You bet it was. But she didn't write the story. This is where
Miller failed her paper and the public.
Consider
the record of the Times in this case. Editorially, the
Times called for the investigation but didn't want to
cooperate with it. The paper also published the misleading Wilson
and Kristof columns. And yet Miller, who didn't write anything,
is the Times journalist under fire in the press because
she wrote stories about Iraqi weapons of mass destruction (WMD)
programs before the war and later talked to Libby about how the
CIA had gotten the facts wrong! Miller has become a target even
though it's her colleagues who put the misleading Wilson column
into the paper, published Kristof's erroneous account, and called
for the probe that resulted in Miller serving jail time.
Miller's
WMD stories are said by the hard left to be evidence of her reliance
on the Bush Administration for information. In fact, it shows
her dependence on the same sources that told the administration
that Iraq had WMD. Those sources included CIA director George
Tenet, a Clinton holdover, who told Bush that finding WMD in Iraq
was a "slam dunk."
We are still
left with the mystery of why Miller didn't write anything based
on what Libby told her. She says she proposed a story. Miller
and/or her editors may have been persuaded to drop it by other
sources, who may have been in the CIA. It makes perfect sense.
The CIA had been behind the Wilson trip from the beginning and,
as Libby told Miller, had been trying to undercut the administration's
Iraq policy and divert attention from the agency's poor performance
on Iraqi WMD. The CIA did not want the full extent of its role
uncovered and decided that the best way to divert attention from
its own shabby performance was to accuse Bush officials of violating
the law against identifying covert agents. This was one covert
operation by the CIA on top of another. Miller watched the whole
thing play out and refused to tell her own paper and the public
what was really happening.
Miller says
that she only talked to the grand jury about her conversations
with Libby. She said she wanted to protect other sources she used
on other stories. Miller's 2001 book, Germs, on "Biological
weapons and America's secret war," has several references
to her other sources. Some are unnamed "analysts" at
the CIA.
My own recent
special report on this matter struck a chord with readers, one
of whom said it is a case of "the CIA undermining and eliminating
a president." But Bush is still hanging on, dismissing the
stream of stories on the case as "background noise."
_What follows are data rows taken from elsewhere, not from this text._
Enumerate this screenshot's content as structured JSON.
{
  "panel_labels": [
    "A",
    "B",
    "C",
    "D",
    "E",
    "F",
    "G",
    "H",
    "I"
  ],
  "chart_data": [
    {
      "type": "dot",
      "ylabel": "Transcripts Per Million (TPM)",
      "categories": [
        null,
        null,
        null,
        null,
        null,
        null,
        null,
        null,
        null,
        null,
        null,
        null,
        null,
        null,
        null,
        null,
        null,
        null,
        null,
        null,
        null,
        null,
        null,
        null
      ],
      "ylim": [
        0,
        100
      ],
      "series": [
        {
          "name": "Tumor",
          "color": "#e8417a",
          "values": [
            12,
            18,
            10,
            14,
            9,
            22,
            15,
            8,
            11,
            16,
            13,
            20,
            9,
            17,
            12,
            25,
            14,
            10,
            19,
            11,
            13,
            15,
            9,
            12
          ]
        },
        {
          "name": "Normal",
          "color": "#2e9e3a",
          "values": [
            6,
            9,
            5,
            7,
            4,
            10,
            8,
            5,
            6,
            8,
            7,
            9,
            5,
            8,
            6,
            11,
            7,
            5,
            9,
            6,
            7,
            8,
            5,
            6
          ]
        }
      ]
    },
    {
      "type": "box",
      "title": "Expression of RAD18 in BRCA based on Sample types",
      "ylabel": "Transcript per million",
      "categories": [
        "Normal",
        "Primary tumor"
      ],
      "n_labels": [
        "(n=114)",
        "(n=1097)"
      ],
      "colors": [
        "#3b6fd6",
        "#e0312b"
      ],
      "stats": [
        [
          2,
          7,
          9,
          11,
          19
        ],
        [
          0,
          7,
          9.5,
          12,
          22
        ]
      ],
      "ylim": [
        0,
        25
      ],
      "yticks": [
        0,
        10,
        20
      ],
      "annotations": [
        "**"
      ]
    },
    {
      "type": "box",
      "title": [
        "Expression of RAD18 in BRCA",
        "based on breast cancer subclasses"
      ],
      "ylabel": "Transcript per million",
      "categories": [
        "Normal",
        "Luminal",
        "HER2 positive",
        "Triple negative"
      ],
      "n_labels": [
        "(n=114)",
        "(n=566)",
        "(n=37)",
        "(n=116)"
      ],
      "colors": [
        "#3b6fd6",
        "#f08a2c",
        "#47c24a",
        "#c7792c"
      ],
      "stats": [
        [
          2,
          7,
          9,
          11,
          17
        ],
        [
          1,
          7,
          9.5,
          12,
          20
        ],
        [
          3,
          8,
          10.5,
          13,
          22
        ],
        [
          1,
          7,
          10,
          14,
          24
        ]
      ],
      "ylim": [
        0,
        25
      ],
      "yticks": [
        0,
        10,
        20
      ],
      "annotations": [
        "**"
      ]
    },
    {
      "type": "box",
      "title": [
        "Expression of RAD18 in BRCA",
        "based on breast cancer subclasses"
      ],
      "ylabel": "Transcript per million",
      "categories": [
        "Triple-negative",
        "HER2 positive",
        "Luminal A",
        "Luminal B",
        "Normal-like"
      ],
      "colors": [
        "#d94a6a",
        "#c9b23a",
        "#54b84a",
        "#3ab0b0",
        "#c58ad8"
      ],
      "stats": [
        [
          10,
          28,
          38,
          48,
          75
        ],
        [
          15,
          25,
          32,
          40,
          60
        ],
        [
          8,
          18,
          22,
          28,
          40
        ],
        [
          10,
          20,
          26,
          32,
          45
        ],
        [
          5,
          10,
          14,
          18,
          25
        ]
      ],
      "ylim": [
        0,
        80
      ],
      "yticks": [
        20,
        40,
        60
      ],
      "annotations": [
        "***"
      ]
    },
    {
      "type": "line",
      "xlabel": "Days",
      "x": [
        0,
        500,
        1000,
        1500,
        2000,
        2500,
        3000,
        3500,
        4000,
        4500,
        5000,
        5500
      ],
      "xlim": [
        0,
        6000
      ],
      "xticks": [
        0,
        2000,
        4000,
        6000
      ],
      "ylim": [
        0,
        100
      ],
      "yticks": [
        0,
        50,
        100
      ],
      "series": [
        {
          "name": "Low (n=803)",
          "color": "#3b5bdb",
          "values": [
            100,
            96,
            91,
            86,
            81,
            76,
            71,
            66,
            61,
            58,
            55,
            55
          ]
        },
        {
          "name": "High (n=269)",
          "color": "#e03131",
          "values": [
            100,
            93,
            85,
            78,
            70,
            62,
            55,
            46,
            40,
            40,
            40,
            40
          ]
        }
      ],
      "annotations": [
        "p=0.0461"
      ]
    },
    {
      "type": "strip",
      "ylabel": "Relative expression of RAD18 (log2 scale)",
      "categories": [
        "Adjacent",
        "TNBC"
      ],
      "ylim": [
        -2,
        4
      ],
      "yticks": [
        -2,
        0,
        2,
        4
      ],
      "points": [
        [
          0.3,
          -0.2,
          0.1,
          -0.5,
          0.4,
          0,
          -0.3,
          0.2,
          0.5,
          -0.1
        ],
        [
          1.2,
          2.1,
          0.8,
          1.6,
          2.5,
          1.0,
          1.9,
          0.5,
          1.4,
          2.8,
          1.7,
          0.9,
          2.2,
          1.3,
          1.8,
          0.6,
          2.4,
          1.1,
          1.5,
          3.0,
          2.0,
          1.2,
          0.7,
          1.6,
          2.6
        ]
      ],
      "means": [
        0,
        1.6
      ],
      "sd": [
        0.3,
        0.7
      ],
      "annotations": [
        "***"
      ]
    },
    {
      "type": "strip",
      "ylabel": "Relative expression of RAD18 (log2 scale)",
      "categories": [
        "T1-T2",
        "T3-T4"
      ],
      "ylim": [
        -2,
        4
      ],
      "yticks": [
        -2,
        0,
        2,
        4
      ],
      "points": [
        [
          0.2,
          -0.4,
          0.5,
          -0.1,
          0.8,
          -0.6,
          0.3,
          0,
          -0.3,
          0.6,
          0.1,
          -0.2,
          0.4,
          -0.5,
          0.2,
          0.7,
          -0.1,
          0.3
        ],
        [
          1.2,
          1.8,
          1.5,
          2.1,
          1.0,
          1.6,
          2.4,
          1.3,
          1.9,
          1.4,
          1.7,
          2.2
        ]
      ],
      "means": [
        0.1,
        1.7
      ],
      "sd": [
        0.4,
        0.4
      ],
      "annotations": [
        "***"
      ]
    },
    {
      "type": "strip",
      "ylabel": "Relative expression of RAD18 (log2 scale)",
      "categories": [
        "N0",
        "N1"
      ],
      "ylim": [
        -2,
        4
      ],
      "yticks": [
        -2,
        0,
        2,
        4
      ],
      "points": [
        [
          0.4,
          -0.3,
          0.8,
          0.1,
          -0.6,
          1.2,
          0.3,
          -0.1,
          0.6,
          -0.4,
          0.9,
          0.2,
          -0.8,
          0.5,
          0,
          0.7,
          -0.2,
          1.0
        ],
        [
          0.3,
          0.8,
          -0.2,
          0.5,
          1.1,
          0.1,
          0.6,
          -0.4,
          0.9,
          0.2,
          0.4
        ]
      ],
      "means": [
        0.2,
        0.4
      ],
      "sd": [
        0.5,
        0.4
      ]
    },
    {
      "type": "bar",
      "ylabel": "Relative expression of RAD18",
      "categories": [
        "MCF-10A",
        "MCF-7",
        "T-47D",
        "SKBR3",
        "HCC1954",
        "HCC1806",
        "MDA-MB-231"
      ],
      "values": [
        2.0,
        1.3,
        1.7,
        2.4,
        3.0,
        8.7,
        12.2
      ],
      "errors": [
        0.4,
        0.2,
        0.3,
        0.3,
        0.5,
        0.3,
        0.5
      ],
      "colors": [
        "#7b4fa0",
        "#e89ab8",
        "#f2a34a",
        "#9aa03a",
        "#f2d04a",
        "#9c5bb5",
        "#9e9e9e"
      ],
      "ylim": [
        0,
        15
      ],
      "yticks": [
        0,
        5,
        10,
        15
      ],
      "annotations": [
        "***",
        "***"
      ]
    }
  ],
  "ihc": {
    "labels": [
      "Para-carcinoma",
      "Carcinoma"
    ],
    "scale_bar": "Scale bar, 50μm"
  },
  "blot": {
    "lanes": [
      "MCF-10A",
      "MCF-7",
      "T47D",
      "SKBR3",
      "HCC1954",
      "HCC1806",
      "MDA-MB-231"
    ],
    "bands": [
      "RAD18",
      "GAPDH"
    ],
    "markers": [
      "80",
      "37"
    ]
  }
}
Staying above the fray, when he has come under assault by America's
premier intelligence service, Bush is letting CIA director Porter
Goss do the necessary job of cleaning house at this corrupt agency.
If some of
Bush's aides now go down on dubious charges of having faulty or
inconsistent memories about the case, they could try to blow the
whistle on the CIA in court. The CIA would most likely try to
censor the proceedings on grounds of "national security"
and protecting agency "operations." For the sake of
maintaining our democratic form of government and reigning in
rogue elements at the CIA, the truth must come out.